There is no solution when \(\displaystyle \cos\!\theta=0\) so we may divide both sides by \(\displaystyle \cos\!\theta\):

\(\displaystyle \tan\!\theta+5=4\sec\!\theta\)

Square both sides:

\(\displaystyle \tan^2\!\theta+10\tan\!\theta+25=16\sec^2\!\theta\)

Using the identity \(\displaystyle \sec^2\!\theta=\tan^2\!\theta+1\) and rearranging we have

\(\displaystyle 15\tan^2\!\theta-10\tan\!\theta-9=0\)

 

[Prove It]

Alternatively,

\(\displaystyle \sin\!\theta+5\cos\!\theta=4\)

There is no solution when \(\displaystyle \cos\!\theta=0\) so we may divide both sides by \(\displaystyle \cos\!\theta\):

\(\displaystyle \tan\!\theta+5=4\sec\!\theta\)

Square both sides:

\(\displaystyle \tan^2\!\theta+10\tan\!\theta+25=16\sec^2\!\theta\)

Using the identity \(\displaystyle \sec^2\!\theta=\tan^2\!\theta+1\) and rearranging we have

\(\displaystyle 15\tan^2\!\theta-10\tan\!\theta-9=0\)

You can use this approach without dividing...

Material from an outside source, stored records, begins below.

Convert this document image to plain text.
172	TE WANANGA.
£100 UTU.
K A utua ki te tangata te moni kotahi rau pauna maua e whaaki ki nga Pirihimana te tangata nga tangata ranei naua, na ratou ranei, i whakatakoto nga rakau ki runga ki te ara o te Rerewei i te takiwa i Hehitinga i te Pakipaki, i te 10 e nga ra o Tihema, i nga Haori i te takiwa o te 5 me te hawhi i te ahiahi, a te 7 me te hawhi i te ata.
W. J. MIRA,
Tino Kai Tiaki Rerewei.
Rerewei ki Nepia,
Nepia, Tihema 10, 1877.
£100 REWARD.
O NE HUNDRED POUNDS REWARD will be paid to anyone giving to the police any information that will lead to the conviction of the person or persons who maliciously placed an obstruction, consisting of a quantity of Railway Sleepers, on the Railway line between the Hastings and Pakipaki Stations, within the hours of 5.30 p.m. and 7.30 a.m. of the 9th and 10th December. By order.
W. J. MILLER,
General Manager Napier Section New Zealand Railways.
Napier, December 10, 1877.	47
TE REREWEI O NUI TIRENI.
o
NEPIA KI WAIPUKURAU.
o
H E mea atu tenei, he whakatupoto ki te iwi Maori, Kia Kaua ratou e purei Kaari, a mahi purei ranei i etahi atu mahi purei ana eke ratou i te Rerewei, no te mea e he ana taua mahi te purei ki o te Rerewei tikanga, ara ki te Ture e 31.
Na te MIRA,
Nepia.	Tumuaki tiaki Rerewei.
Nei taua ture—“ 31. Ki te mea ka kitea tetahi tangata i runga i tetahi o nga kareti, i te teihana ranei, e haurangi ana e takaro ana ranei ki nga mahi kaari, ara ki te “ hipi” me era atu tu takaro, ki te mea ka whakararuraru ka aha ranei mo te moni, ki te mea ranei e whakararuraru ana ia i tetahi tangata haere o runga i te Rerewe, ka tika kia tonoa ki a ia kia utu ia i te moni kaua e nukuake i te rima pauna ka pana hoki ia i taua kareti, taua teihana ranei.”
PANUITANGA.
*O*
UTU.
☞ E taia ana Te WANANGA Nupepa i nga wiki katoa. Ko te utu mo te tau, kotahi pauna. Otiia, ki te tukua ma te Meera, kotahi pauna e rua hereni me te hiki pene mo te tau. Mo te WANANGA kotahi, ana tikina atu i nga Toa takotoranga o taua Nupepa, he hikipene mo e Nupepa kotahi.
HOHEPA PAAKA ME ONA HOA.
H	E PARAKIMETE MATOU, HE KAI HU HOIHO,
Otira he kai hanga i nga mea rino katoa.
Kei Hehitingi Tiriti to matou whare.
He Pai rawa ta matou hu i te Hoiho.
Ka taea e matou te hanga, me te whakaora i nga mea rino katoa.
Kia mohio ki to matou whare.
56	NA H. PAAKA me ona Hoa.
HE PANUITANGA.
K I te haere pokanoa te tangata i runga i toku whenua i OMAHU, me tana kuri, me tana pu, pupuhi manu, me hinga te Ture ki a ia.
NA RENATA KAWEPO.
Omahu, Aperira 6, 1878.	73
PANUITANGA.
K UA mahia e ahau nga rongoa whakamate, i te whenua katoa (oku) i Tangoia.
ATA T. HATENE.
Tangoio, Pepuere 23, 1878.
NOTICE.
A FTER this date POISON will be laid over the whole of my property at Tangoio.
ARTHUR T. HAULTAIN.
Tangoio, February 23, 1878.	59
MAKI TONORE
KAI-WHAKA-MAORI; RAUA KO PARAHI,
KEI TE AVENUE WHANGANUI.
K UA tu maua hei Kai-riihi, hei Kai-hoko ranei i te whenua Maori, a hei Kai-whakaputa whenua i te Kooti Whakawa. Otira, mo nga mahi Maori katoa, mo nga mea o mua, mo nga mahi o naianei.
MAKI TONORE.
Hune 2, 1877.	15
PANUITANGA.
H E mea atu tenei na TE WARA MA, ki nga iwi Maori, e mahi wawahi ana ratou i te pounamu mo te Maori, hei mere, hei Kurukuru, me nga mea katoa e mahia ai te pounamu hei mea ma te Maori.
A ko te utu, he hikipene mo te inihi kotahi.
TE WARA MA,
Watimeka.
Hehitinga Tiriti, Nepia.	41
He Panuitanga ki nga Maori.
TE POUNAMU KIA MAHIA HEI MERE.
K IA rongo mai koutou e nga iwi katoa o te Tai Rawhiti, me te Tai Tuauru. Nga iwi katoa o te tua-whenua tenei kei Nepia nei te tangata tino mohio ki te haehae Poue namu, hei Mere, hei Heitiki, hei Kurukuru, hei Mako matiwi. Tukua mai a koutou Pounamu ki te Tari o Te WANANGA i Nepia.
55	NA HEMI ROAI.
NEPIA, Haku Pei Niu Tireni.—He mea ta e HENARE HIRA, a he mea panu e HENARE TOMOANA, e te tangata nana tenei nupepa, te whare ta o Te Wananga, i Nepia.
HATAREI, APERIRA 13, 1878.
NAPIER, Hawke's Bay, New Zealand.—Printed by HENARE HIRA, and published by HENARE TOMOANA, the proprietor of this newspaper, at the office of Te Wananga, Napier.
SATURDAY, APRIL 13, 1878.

$\displaystyle \begin{align*} \sin{ \left( \theta \right) } + 5\cos{ \left( \theta \right) } &= 4 \\ 5\cos{ \left( \theta \right) } &= 4 - \sin{ \left( \theta \right) } \\ \left[ 5\cos{ \left( \theta \right) } \right] ^2 &= \left[ 4 - \sin{ \left( \theta \right) } \right] ^2 \\ 25\cos^2{ \left( \theta \right) } &= 16 - 8\sin{ \left( \theta \right) } + \sin^2{ \left( \theta \right) } \\ 25 \left[ 1 - \sin^2{ \left( \theta \right) } \right] &= 16 - 8\sin{ \left( \theta \right) } + \sin^2{ \left( \theta \right) } \\ 25 - 25\sin^2{ \left( \theta \right)} &= 16 - 8\sin{ \left( \theta \right) } + \sin^2{ \left( \theta \right) } \\ 0 &= 26\sin^2{ \left( \theta \right) } - 8\sin{ \left( \theta \right) } - 9 \end{align*}$

and you can now solve this quadratic equation.